As you begin to set up your classrooms think about how to plan areas in your classroom which target various language skills on level with your students’ communication abilities. If you can include different language opportunities into your daily routine it makes the communication happen! Here are just a few ideas which may be beneficial to include in your
- Morning Greetings – Have the students greet you and the other adults in the room every day when they enter the room. For non-verbal students you might hang a “hi” sign on the door and the student can touch the sign and direct their attention toward you or the other adult to greet them. Students with AAC devices can take the time to get out the device because they will need it for the school day and use the greetings page on the device after they enter the classroom to greet others. For verbal students you can have the students practice saying “hi” and the teacher’s name and maybe even the “how are you today?” question. This helps students practice answering and asking how another person is on a daily basis. The students can work on answering with different emotions such as “tired”, “happy”, or “grumpy” because the student should not feel the exact same every day!
- Calendar Time/Morning Routine – Take time every day for the students to help you fill in the parts of the calendar and practice the days of the week/date. If the students help fill in sections within the calendar and participate in the routine it makes it more meaningful. For example, if you have a lower functioning student, the student can take the day of the week (Monday) label and attach it over the Monday word on the calendar. For another student, you can give the student a choice of 2 days. “Is today Monday or Friday?” and have the student select the correct word to add to the calendar. The students can also practice saying the days of the week and counting to the current date every day to practice counting. If you have a non-verbal student in the group, the student can help point to the days of the week on the calendar as you and/or other students say the days of the week or if the student has a dynamic AAC device the student can push the days of the week on the device. This is a great time for students with AAC devices to use their device to participate in a calendar routine. Depending on your students skill levels you can add other things such as greeting a peer, weather activities, or monthly holidays into the routine.
- Question of the Day – Have a question of the day the students need to answer during morning group/teacher time. The question can be different for different groups of students but this really incorporates that important skill of understand and answering “wh” questions every day. It’s also great because each student can get the opportunity to answer the question and listen to how his/her peer answers the question as well. This is also another opportunity for students with AAC systems to have a chance to answer a question too. You might need to change or simplify the questions to match the student’s ability on the communication system. For example, if the daily question is “what is your favorite dessert?” The verbal students can answer in a single word utterance or expand the utterance to a complete sentence….”my favorite dessert is ice cream”. A students with a dynamic device should be able to navigate the device to the food section and find the dessert item he/she likes. For a student with a core board you might have to change the question to give the student the opportunity to answer using core vocabulary words. You might ask “do you like dessert” because the student can touch yes/no on the communication board. Then you can ask them maybe a few different dessert options to see if he/she likes that dessert.
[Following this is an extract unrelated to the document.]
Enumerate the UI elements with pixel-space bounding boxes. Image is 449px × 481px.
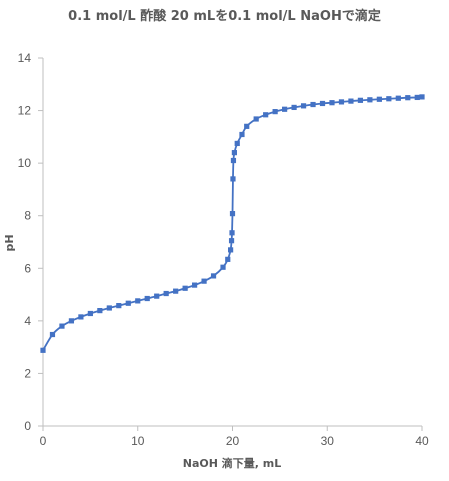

Such as “do you like ice cream?”, “Do you like cookies?”, and “Do you like cupcakes?”. That way the student can practice using the yes/no pictures on the core board since core boards don’t have all those noun terms on the board. Question can vary from very simple concrete questions to more elaborate. For example “what color is a lemon?” or “where do you sleep at night” are very concrete questions. Asking “what if your favorite…or “when/why” questions can be more challenging.
- Word of the Day – Have a word of the day/week. You can have a word of the day so at the end of the week the students will have been exposed to 5 new vocabulary terms. The goal would be for the student to be able to identify a picture of those new vocabulary terms, verbally tell you what the word means, or use the word in the sentence. Again, you can have different level words for each day. You might have 3 different words – one for your lower group, middle group, and then higher group. Again, if you have it set up then you can just change up the words daily/weekly and incorporate them into daily activities so the student gets lots of exposure and practice to those new words. It is so important we continue to build up those vocabulary skills. Even if you just add one new word a week for some of your students it still is important.
- Vocabulary Board – For some of your higher students you can have a vocabulary board. You might work on synonyms, antonyms, multiple meaning words, or idioms. You can set up something similar to the word of the day. Maybe every day in your teacher time or during morning routine you add another pair of synonyms and focus on synonyms for a month. The next month work on antonyms and add a new set of antonyms every day. In Sasha’s classroom I had the higher group of students I worked with put up an idiom and multiple meaning word each week. Sasha was great and had a place on the wall that each week I added a new idiom and multiple meaning word from a pack I bought at Lakeshore Learning. I usually added the new cards at the end of the speech session and Sasha was awesome and reviewed them during the week until our next speech session. The students had fun acting out some of the idioms and multiple meaning words. These are very difficult concepts for the students so having that exposure really helped with understanding and retention.
There are many ways you can incorporate some of those critical language skills into your daily routine. If you take the time to set up some systems it makes communication happen and the school year run smoother!